NEWPORT – Two films documenting salmon habitat restoration projects in the Alsea River basin are on tap at the Lincoln County Historical Society’s Pacific Maritime Heritage Center from 6:30-8 p.m. Thursday March 6.
The MidCoast Watersheds Council and partners spent the last year documenting the restoration of Mill and Beaty creeks near the town of Alsea and Starr Creek, a tidal wetland off Alsea Bay. The council said the films tell a story of partnership, scientific discovery and a love for fish, wildlife and waterways.
For people unable to attend the event, the films can be viewed on two YouTube channels here and here.
Throughout the night featured partners from the film including Katie Ryan, executive director of The Wetlands Conservancy, will discuss why conserving land on an estuary helps heal wildlife habitat and protect against the impacts of climate change. Janet Landauer, who championed the restoration of her section of Mill Creek, will reflect on how the work transformed a simple stream into a complecx array of channels and log structures that now have salmon returning.
For decades, Mill Creek bore the marks of its past — a former lumber mill site, simplified and degraded stream channels, invasive species, and artificial ponds that disrupted the natural flow of water. Native salmon struggled to find suitable habitat. In 2007 that started to change, when Janet Landauer purchased her 20-acre property along the creek.

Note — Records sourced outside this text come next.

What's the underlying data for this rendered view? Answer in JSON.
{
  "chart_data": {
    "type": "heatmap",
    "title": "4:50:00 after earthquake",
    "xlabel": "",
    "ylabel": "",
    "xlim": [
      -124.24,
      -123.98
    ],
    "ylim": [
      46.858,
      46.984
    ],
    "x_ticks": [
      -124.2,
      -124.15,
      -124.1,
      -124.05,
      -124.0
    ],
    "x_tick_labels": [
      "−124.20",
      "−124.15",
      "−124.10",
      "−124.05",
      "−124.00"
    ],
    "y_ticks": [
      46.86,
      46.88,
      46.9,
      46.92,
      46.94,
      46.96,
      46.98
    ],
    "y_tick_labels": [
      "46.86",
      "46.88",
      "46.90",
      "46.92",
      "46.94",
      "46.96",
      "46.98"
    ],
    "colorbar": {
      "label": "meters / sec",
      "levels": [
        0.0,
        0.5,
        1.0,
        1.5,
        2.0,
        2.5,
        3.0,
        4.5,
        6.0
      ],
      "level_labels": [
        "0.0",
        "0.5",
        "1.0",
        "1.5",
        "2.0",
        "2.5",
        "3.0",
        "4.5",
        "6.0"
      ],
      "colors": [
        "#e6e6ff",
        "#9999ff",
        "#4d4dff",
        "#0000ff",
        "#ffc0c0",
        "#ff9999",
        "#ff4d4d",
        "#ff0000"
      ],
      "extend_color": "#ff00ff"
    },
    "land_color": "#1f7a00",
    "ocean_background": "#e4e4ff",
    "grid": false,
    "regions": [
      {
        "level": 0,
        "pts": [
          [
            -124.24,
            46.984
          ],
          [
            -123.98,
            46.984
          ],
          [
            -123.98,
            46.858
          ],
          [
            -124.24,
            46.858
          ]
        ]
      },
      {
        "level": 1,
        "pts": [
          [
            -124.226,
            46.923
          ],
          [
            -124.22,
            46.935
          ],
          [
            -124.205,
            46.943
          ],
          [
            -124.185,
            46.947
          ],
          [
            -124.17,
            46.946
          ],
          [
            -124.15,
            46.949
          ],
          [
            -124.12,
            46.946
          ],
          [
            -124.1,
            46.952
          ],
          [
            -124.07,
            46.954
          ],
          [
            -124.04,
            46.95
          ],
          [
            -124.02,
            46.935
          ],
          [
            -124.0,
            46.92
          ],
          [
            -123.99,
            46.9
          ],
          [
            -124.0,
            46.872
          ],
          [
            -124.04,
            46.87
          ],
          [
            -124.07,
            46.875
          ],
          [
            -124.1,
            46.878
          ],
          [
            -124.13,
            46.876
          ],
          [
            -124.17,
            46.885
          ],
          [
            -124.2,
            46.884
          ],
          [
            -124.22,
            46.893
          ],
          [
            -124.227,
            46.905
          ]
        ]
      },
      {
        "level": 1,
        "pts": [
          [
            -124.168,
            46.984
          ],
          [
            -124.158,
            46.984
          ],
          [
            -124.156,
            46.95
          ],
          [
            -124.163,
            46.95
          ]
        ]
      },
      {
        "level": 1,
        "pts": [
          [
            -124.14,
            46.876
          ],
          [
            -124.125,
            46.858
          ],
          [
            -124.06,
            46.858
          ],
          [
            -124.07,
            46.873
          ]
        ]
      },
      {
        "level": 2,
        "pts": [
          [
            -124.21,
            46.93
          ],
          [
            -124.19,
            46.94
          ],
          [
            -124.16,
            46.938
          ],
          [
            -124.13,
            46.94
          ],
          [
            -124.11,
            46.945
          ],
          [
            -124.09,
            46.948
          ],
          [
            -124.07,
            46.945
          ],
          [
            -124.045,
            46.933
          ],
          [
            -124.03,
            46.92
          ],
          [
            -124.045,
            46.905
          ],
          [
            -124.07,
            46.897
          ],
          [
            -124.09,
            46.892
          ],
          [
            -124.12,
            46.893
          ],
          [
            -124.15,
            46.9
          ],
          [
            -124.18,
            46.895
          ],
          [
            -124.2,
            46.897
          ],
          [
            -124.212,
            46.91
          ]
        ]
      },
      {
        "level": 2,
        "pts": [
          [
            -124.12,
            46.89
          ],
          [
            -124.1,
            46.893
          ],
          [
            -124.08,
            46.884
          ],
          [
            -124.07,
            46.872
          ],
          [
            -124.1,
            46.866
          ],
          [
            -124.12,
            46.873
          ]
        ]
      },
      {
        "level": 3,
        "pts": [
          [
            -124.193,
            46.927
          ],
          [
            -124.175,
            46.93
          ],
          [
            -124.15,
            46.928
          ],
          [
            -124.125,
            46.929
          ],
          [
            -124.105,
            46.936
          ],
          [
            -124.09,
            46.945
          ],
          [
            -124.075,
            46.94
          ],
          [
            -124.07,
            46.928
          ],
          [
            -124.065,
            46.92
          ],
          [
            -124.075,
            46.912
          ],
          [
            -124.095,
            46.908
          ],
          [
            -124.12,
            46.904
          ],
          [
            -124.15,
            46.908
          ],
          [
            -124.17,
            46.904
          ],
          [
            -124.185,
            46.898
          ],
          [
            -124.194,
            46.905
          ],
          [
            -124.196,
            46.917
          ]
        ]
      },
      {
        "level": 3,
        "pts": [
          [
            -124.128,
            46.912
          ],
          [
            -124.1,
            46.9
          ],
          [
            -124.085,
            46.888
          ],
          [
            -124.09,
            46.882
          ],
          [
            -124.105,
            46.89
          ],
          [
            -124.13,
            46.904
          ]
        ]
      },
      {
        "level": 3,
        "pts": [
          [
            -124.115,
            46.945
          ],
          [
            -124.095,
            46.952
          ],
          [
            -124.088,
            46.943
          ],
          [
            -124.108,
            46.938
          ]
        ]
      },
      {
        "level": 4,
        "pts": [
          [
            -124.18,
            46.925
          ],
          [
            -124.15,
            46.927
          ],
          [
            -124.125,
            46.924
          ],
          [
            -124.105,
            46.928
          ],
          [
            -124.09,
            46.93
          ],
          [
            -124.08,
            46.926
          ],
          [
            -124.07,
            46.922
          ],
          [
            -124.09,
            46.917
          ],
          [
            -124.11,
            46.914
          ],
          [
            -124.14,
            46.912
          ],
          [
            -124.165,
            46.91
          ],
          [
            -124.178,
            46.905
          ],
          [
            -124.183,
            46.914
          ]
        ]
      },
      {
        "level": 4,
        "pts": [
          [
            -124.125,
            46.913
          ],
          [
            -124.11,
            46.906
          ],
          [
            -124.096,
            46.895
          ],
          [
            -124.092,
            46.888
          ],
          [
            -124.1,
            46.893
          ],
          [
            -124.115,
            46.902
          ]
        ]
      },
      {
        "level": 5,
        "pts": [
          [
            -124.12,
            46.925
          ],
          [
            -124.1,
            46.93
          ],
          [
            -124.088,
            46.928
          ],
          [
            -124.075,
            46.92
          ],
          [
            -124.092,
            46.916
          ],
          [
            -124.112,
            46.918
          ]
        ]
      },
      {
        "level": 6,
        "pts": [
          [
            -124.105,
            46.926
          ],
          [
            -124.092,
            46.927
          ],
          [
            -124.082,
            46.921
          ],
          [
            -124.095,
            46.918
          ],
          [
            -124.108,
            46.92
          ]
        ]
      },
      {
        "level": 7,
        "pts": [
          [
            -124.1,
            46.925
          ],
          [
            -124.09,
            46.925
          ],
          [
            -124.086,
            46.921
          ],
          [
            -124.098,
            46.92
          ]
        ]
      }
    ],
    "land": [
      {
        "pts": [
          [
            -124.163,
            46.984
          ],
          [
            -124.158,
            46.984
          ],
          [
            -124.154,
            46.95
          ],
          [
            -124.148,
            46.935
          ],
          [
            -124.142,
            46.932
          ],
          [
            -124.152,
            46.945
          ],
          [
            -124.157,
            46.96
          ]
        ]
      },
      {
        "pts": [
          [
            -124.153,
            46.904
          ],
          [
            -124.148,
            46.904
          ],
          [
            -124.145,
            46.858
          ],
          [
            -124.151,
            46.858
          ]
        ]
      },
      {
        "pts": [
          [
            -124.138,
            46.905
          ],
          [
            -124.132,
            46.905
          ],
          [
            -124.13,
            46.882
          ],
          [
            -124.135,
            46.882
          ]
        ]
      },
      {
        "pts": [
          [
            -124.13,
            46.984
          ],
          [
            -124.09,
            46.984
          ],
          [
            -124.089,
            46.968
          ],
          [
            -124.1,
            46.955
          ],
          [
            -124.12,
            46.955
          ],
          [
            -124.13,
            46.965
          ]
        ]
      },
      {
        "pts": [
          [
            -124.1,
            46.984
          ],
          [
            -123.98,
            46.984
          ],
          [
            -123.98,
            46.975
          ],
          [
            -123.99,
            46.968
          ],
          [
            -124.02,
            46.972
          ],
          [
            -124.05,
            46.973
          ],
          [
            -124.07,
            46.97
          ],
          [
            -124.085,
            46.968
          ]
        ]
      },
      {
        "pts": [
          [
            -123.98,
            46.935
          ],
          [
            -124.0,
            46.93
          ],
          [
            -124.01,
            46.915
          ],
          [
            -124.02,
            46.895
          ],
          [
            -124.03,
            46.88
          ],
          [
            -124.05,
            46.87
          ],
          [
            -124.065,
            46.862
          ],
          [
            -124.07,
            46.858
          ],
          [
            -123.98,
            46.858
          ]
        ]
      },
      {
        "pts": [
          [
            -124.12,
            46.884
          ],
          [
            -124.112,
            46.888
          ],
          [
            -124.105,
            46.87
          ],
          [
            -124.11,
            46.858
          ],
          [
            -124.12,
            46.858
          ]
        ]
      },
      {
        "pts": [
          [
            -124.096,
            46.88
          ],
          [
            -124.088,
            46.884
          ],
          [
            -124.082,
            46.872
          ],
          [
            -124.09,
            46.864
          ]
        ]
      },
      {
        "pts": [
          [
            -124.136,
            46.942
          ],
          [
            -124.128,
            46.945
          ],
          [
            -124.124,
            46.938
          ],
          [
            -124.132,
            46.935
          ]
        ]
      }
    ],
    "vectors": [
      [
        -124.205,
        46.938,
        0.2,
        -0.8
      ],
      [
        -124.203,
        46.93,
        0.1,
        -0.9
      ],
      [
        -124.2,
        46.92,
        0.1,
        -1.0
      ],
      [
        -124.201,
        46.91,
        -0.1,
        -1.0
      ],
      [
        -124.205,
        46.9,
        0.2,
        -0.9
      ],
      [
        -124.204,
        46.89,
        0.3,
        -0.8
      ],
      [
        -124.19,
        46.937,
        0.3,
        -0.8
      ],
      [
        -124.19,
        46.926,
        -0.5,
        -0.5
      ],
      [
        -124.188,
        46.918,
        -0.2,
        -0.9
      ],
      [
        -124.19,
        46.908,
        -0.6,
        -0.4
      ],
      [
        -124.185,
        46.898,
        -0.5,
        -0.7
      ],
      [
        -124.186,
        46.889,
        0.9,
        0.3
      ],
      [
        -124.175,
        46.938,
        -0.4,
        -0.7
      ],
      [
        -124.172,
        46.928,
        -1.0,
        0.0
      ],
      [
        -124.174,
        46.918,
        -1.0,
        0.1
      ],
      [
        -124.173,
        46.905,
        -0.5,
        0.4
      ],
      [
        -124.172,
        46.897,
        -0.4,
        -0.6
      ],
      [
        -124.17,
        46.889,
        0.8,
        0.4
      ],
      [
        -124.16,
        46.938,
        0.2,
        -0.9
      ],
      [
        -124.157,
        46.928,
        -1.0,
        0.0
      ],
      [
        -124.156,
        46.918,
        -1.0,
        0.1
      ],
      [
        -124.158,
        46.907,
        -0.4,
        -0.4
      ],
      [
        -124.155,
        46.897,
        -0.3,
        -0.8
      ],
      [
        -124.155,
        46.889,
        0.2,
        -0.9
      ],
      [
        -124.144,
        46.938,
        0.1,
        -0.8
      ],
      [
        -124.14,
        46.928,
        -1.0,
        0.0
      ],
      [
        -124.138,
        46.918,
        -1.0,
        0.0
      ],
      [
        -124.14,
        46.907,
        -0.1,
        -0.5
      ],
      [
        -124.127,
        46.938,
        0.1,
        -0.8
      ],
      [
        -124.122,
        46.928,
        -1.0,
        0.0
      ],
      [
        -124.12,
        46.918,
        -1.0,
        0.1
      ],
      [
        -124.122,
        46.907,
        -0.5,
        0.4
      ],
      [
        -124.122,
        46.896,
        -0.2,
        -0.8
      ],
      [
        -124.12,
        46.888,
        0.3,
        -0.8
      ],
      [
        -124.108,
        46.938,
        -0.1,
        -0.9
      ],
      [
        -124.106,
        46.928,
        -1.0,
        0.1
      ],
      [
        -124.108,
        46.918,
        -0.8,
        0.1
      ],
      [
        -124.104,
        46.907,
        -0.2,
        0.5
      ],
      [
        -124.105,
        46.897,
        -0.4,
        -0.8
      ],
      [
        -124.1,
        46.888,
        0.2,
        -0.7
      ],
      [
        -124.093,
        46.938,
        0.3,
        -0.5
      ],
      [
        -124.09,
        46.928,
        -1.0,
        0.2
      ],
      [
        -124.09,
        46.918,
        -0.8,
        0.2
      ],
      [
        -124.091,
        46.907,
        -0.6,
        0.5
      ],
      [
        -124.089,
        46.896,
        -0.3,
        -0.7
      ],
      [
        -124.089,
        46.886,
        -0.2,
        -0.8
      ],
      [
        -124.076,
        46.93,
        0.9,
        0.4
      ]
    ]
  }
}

This past summer that dream became a reality. In partnership with restoration specialists, neighbors, conservation organizations, and local agencies, MidCoast Watersheds Council worked to remove the remnants of past land use — berms, regrading former mill pond areas, replacing fish passage barriers, and reconnecting the creek to its historic floodplain. Over 300 large logs were placed in structures throughout the watershed, jumpstarting the process to create the complexity needed for fish to thrive.